Con una clara influencia del Cinéma Verité, la cámara siempre al hombro y una luz escasa que aporta además a la construcción de una atmósfera melancólica, Puiu nos embarca en la travesía de un hombre que se enfrenta a su destino final, que flota a la deriva por un sistema de salud ineficiente y saturado, con la única y conmovedora compañía de la paramédica Miora Avran (Luminita Gheorghiu), quien en el proceso comprende que no solo es su tarea acompañar al paciente, sino que se trata de un hombre que no tiene a nadie más en ese trance de puro sufrimiento. La música no está presente casi nunca, ni siquiera de forma incidental. Solo escuchamos las voces de quienes van y vienen mientras el Señor Lazarescu cruza todo un pantano institucional, inclusive desde su propia casa, en donde solamente sus conversaciones por teléfono  y la televisión apática llenan el espacio. Los gatos parecen haberse tomado el lugar, con la permisividad paternal del anciano. El cuerpo afectado, el ser entero de este hombre se entrega a la corriente de los acontecimientos en una madrugada desquiciada, absurda, en la privacidad lúgubre de una ambulancia o en la frialdad esperpéntica de los consultorios médicos. La negligencia, el estrés y la desesperación cruzan con frecuencia los límites de la violencia y es frecuente que el humor más negro, el sarcasmo más devastador, sirva como balsa para aferrarse por momentos a la vida y no naufragar ante la monstruosidad de la pena El viaje del Señor Lazarescu y su protectora, en medio de la noche más profunda, recuerda el trasegar diario y usualmente invisible de todos aquellos que se enfrentan a la discriminación, a la escasez, a la pobreza más cruel.
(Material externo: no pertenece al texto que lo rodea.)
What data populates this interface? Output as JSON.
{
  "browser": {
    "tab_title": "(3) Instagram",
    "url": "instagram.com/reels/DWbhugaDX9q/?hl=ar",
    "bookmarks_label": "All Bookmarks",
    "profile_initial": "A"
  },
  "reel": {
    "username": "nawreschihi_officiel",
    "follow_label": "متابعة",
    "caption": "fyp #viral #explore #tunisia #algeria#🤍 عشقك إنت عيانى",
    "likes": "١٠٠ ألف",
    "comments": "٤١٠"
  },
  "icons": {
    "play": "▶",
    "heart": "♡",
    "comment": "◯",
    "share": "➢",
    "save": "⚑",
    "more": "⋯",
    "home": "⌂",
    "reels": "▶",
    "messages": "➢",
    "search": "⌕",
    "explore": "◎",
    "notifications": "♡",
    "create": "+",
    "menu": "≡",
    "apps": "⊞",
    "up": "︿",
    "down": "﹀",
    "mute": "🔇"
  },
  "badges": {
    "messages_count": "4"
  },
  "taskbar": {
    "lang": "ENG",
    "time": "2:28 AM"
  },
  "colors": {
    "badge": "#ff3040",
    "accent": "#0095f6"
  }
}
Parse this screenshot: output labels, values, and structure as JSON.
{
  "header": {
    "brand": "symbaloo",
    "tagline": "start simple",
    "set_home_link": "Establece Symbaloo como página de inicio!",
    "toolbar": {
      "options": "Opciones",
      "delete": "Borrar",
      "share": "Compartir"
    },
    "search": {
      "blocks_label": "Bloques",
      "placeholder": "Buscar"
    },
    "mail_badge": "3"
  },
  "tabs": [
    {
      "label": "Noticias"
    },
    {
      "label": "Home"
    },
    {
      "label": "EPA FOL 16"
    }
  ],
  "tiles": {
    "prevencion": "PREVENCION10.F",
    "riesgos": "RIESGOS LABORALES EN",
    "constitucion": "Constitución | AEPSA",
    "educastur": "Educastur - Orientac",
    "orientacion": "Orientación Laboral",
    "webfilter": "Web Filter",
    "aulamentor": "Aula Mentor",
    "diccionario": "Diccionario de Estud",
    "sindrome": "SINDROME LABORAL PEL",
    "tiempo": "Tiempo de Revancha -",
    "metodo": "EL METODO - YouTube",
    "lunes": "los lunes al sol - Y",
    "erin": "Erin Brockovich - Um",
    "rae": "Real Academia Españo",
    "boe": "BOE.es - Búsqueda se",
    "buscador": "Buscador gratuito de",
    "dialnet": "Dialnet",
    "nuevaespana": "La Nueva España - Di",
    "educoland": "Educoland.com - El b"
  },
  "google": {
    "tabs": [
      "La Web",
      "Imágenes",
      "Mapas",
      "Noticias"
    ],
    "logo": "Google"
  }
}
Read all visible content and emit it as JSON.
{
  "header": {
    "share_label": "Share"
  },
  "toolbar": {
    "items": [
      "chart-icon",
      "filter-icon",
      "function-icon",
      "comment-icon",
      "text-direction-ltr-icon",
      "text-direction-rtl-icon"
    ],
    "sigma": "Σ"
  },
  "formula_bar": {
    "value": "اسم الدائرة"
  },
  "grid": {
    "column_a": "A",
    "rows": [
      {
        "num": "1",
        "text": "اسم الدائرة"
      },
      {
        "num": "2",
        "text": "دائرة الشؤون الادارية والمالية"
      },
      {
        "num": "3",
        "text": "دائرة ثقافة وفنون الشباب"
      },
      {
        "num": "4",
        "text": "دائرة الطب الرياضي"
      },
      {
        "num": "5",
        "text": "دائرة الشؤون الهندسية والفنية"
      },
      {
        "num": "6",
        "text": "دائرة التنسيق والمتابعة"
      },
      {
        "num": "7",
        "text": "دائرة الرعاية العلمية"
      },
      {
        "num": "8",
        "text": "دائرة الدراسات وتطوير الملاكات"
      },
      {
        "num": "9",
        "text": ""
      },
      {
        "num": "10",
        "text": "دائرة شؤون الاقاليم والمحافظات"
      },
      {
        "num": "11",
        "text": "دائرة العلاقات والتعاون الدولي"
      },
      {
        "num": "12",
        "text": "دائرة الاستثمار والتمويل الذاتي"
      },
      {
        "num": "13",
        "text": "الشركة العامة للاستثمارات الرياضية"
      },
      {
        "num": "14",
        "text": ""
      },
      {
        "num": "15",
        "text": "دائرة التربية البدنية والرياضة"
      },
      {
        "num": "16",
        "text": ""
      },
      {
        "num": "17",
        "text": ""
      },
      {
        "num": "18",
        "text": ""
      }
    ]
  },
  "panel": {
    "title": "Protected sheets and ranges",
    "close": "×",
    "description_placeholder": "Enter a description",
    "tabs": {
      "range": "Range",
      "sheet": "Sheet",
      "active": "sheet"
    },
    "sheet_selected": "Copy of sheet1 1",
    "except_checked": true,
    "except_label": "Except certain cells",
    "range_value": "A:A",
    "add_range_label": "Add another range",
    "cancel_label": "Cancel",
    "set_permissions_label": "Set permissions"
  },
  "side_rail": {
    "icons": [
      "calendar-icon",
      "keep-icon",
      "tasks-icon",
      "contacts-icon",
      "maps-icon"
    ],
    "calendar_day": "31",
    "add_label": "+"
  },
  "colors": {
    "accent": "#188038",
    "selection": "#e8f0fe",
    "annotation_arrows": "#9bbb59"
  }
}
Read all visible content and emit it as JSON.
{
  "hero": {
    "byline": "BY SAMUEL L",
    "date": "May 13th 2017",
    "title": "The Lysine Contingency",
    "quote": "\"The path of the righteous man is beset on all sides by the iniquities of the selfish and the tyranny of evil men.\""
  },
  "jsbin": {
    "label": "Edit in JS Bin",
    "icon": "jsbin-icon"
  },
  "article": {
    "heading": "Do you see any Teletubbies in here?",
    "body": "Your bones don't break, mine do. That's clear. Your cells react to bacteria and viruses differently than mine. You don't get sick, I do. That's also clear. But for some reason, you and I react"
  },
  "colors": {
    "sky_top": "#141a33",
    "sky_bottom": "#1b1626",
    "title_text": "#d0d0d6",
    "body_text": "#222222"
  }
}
Puiu nos involucra, de forma excitante a pesar de la situación, en una aventura emocionante, vibrante y por supuesto repleta de angustia. La película supera las dos horas, pero el movimiento y las acciones son tan intensas que resulta imposible despegarse de la experiencia. Cada vez estamos más involucrados con un personaje que conocemos desde su intimidad, desde esa posición de ver la televisión, sentado en el sofá. Estuvimos ahí con sus primeras dolencias, e igual que Miora, su acompañante en el peor trance de todos, no lo abandonaremos hasta conocer su destino. Se trata de todo un tour de force que nos pone en una perspectiva inmejorable la aplastante fragilidad de la condición humana y el avasallante efecto del paso del tiempo sobre nuestra propia existencia biológica. El Señor Lazarescu tiene la capacidad de acogernos para que se despierte la conciencia de nuestra brevedad física.